Brautschmuck

BrautschmuckAm Tag der Hochzeit möchte sich jede Braut wunderschön fühlen. Neben Schleier und Brautkleid spielt der Brautschmuck hierbei ebenfalls eine Hauptrolle.

Die Geschichte des Brautschmucks

Die Geschichte des Brautschmucks ist so alt wie die Idee der Hochzeit selbst. Im Zeitalter der Antike galt Myrte als die Pflanze der Liebe. Dementsprechend bestand der Brautschmuck damals aus einem Kranz aus Myrte. Den Kopf des Bräutigams zierte übrigens ebenfalls ein solcher Kranz. Auch im Mittelalter trugen Bräute aus Myrte gefertigte Ringe und Kränze. Allerdings schmückten sich die Bräute (vor allem die besser betuchten) auch schon damals mit hübschen Schmuckstücken gefertigt aus Gold, Silber oder anderen Edelmetallen. Oftmals war der Brautschmuck auch schon damals mit Perlen, Edelsteinen und Diamanten verziert.

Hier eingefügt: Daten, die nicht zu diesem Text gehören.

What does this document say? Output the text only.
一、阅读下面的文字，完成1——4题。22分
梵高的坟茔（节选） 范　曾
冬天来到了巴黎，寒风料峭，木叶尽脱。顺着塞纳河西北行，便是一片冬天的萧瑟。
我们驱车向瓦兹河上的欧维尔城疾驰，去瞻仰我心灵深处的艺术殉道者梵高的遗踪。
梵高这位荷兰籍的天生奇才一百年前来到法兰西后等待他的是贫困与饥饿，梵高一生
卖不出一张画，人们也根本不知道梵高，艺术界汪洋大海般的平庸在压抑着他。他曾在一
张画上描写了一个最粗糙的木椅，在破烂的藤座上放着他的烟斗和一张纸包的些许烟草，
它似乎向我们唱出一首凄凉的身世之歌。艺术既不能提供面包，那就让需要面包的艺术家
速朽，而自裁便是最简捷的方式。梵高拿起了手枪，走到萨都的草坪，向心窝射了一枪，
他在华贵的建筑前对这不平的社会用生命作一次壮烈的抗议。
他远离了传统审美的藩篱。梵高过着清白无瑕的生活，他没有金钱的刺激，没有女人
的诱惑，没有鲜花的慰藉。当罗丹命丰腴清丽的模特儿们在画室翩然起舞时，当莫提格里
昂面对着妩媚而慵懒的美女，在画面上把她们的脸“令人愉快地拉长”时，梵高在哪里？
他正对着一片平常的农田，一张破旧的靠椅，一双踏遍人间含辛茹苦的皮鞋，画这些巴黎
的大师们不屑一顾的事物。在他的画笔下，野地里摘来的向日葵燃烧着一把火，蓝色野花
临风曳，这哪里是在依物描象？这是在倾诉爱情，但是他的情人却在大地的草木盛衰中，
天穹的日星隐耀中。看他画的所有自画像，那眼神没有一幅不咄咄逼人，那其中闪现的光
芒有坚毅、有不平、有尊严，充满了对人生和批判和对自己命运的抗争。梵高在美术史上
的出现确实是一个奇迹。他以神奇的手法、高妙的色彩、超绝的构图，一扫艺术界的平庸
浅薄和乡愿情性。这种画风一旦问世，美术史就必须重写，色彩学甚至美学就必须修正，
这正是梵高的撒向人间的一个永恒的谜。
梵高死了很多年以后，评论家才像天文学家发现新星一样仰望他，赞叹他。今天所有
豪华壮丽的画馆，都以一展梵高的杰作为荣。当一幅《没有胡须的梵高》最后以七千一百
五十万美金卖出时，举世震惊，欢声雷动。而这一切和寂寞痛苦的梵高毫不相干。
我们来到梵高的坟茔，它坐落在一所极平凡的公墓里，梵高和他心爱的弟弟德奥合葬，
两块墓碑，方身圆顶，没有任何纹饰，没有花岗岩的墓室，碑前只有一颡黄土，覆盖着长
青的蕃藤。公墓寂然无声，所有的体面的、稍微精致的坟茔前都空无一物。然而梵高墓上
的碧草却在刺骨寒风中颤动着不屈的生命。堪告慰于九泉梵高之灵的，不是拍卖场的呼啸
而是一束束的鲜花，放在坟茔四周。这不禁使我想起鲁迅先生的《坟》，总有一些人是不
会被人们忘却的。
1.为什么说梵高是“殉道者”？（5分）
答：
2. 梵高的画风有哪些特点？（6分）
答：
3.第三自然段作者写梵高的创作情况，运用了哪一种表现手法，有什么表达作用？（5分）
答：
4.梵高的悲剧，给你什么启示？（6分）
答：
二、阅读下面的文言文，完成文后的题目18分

Welche Schmuckstücke beinhaltet der Brautschmuck?

Der Brautschmuck lässt die Braut am Tag der Hochzeit strahlen. Als Braut sollten Sie trotzdem darauf achten, dass der Brautschmuck nicht zu auffällig ist. Denn mit einem pompösen Brautkleid, evtl. sogar mit Schleier und dem Brautstrauß ist das Outfit generell schon ein Hingucker. Üblicherweise tragen Bräute am Tag der Hochzeit heutzutage einige der folgenden Schmuckstücke: Armbänder, Ohrringe, ein Collier oder eine Halskette und eventuell auch ein Diadem. Der Schmuck ist oftmals mit Strasssteinen besetzt. Auch Perlen spielen schon seit Langem eine große Rolle in Sachen Brautschmuck. Perlen kommen direkt aus der Natur, was sie zu einem ganz besonderen Schmuck macht. Dank ihrer Farbe fügen sie sich oftmals perfekt in das Hochzeitsoutfit ein. Wichtig ist, dass die kombinierten Schmuckstücke aufeinander abgestimmt sind. Auch raffinierte Haarnadeln, Haarkämme oder Haarreifen zählen zum Brautschmuck. Schmuckstücke, die am Tag der Trauung selbstverständlich niemals fehlen dürfen sind die Trauringe!